The current weekday daytime presenters are Georgey Spanswick from 6 am to 10 am, Joanita Musisi (Jenkinson) from 10 am to 2 pm Monday to Thursday, Bek Homer 10 am to 2 pm on Friday, and Toby Foster's afternoon show is also carried on BBC Radio Leeds and BBC Radio Sheffield.

Off-peak programming, including the national late show (10 pm to 1 am), originates from BBC Radio Manchester and BBC Radio London.

During the station's downtime, BBC Radio York simulcasts overnight programming from BBC Radio 5 Live and BBC Radio London.

===News, Sport and Weather===
BBC Radio York provides hourly local news and sport bulletins and weather forecasts every half-hour from 6 am until 6 pm on weekdays. On weekends, local news and weather airs hourly from 7 am until 1 pm.

==Notable former presenters==

- Former presenters at the station include ITV Sport commentator Jon Champion and Sky Sports commentator Rob Hawthorne and Will Hanrahan, who went on to present Look North and report for Good Morning with Anne and Nick.
- Victor Lewis-Smith started his BBC career here, presenting his chat and music programme, Snooze Button, on Sunday mornings in 1984.
- Countdown host Richard Whiteley made several guest appearances in the early 2000s.
- Sky News anchor Gareth Barlow began his broadcasting career at the station.
- The Grand Tour front-man Richard Hammond was also once a presenter.

==Awards==
In 2001, BBC Radio York won the Sony Radio Academy Gold Award for Community Service for "Floodwatch News" – its coverage of the floods that hit the county of North Yorkshire in November 2000.

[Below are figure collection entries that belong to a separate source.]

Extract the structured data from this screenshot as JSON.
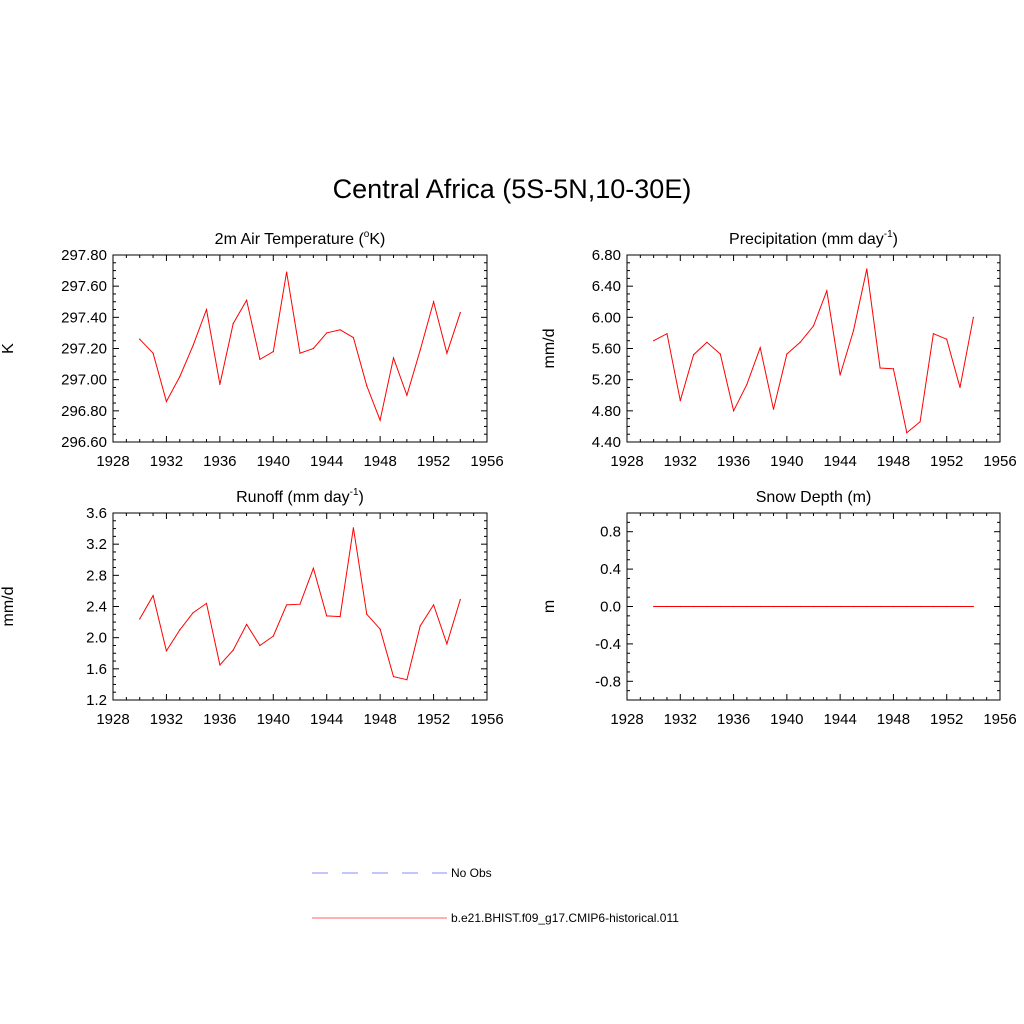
{
  "title": "Central Africa (5S-5N,10-30E)",
  "legend": [
    {
      "label": "No Obs",
      "color": "#a0a0ff",
      "dash": true
    },
    {
      "label": "b.e21.BHIST.f09_g17.CMIP6-historical.011",
      "color": "#ff8080",
      "dash": false
    }
  ],
  "chart_data": [
    {
      "type": "line",
      "title": "2m Air Temperature (°K)",
      "title_parts": [
        "2m Air Temperature (",
        "o",
        "K)"
      ],
      "ylabel": "K",
      "xlim": [
        1928,
        1956
      ],
      "xticks": [
        1928,
        1932,
        1936,
        1940,
        1944,
        1948,
        1952,
        1956
      ],
      "ylim": [
        296.6,
        297.8
      ],
      "yticks": [
        "296.60",
        "296.80",
        "297.00",
        "297.20",
        "297.40",
        "297.60",
        "297.80"
      ],
      "ytick_values": [
        296.6,
        296.8,
        297.0,
        297.2,
        297.4,
        297.6,
        297.8
      ],
      "color": "#ff0000",
      "x": [
        1930,
        1931,
        1932,
        1933,
        1934,
        1935,
        1936,
        1937,
        1938,
        1939,
        1940,
        1941,
        1942,
        1943,
        1944,
        1945,
        1946,
        1947,
        1948,
        1949,
        1950,
        1951,
        1952,
        1953,
        1954
      ],
      "y": [
        297.26,
        297.17,
        296.86,
        297.02,
        297.22,
        297.45,
        296.97,
        297.36,
        297.51,
        297.13,
        297.18,
        297.69,
        297.17,
        297.2,
        297.3,
        297.32,
        297.27,
        296.96,
        296.74,
        297.14,
        296.9,
        297.19,
        297.5,
        297.17,
        297.43
      ]
    },
    {
      "type": "line",
      "title": "Precipitation (mm day-1)",
      "title_parts": [
        "Precipitation (mm day",
        "-1",
        ")"
      ],
      "ylabel": "mm/d",
      "xlim": [
        1928,
        1956
      ],
      "xticks": [
        1928,
        1932,
        1936,
        1940,
        1944,
        1948,
        1952,
        1956
      ],
      "ylim": [
        4.4,
        6.8
      ],
      "yticks": [
        "4.40",
        "4.80",
        "5.20",
        "5.60",
        "6.00",
        "6.40",
        "6.80"
      ],
      "ytick_values": [
        4.4,
        4.8,
        5.2,
        5.6,
        6.0,
        6.4,
        6.8
      ],
      "color": "#ff0000",
      "x": [
        1930,
        1931,
        1932,
        1933,
        1934,
        1935,
        1936,
        1937,
        1938,
        1939,
        1940,
        1941,
        1942,
        1943,
        1944,
        1945,
        1946,
        1947,
        1948,
        1949,
        1950,
        1951,
        1952,
        1953,
        1954
      ],
      "y": [
        5.7,
        5.79,
        4.93,
        5.52,
        5.68,
        5.53,
        4.8,
        5.14,
        5.61,
        4.82,
        5.53,
        5.68,
        5.89,
        6.34,
        5.26,
        5.83,
        6.62,
        5.35,
        5.34,
        4.52,
        4.66,
        5.79,
        5.72,
        5.1,
        6.0
      ]
    },
    {
      "type": "line",
      "title": "Runoff (mm day-1)",
      "title_parts": [
        "Runoff (mm day",
        "-1",
        ")"
      ],
      "ylabel": "mm/d",
      "xlim": [
        1928,
        1956
      ],
      "xticks": [
        1928,
        1932,
        1936,
        1940,
        1944,
        1948,
        1952,
        1956
      ],
      "ylim": [
        1.2,
        3.6
      ],
      "yticks": [
        "1.2",
        "1.6",
        "2.0",
        "2.4",
        "2.8",
        "3.2",
        "3.6"
      ],
      "ytick_values": [
        1.2,
        1.6,
        2.0,
        2.4,
        2.8,
        3.2,
        3.6
      ],
      "color": "#ff0000",
      "x": [
        1930,
        1931,
        1932,
        1933,
        1934,
        1935,
        1936,
        1937,
        1938,
        1939,
        1940,
        1941,
        1942,
        1943,
        1944,
        1945,
        1946,
        1947,
        1948,
        1949,
        1950,
        1951,
        1952,
        1953,
        1954
      ],
      "y": [
        2.24,
        2.54,
        1.83,
        2.1,
        2.32,
        2.44,
        1.65,
        1.84,
        2.17,
        1.9,
        2.02,
        2.42,
        2.43,
        2.89,
        2.28,
        2.27,
        3.41,
        2.3,
        2.11,
        1.5,
        1.46,
        2.15,
        2.42,
        1.92,
        2.49
      ]
    },
    {
      "type": "line",
      "title": "Snow Depth (m)",
      "title_parts": [
        "Snow Depth (m)",
        "",
        ""
      ],
      "ylabel": "m",
      "xlim": [
        1928,
        1956
      ],
      "xticks": [
        1928,
        1932,
        1936,
        1940,
        1944,
        1948,
        1952,
        1956
      ],
      "ylim": [
        -1.0,
        1.0
      ],
      "yticks": [
        "-0.8",
        "-0.4",
        "0.0",
        "0.4",
        "0.8"
      ],
      "ytick_values": [
        -0.8,
        -0.4,
        0.0,
        0.4,
        0.8
      ],
      "color": "#ff0000",
      "x": [
        1930,
        1931,
        1932,
        1933,
        1934,
        1935,
        1936,
        1937,
        1938,
        1939,
        1940,
        1941,
        1942,
        1943,
        1944,
        1945,
        1946,
        1947,
        1948,
        1949,
        1950,
        1951,
        1952,
        1953,
        1954
      ],
      "y": [
        0,
        0,
        0,
        0,
        0,
        0,
        0,
        0,
        0,
        0,
        0,
        0,
        0,
        0,
        0,
        0,
        0,
        0,
        0,
        0,
        0,
        0,
        0,
        0,
        0
      ]
    }
  ]
}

In 2002, BBC Radio York was awarded Silver in the News Programme category for The Great Heck Rail Crash: Countdown To A Tragedy.

In 2011, BBC Radio York's news team won the Gillard award for Original Journalism. The awards are given out each year and are open to the entire BBC local radio network.

In 2012, the flagship breakfast show, Adam Tomlinson at Breakfast, was nominated for a Sony award for Breakfast Show of the Year.

In 2013, presenter Jonathan Cowap won Gold at the annual Frank Gillard Awards for Best Hotseat interview.

In 2014, the station won the Gillard Gold Award for Faith-based programming.

In 2016, Georgey at Breakfast won Best Breakfast Show at the Local Radio Awards.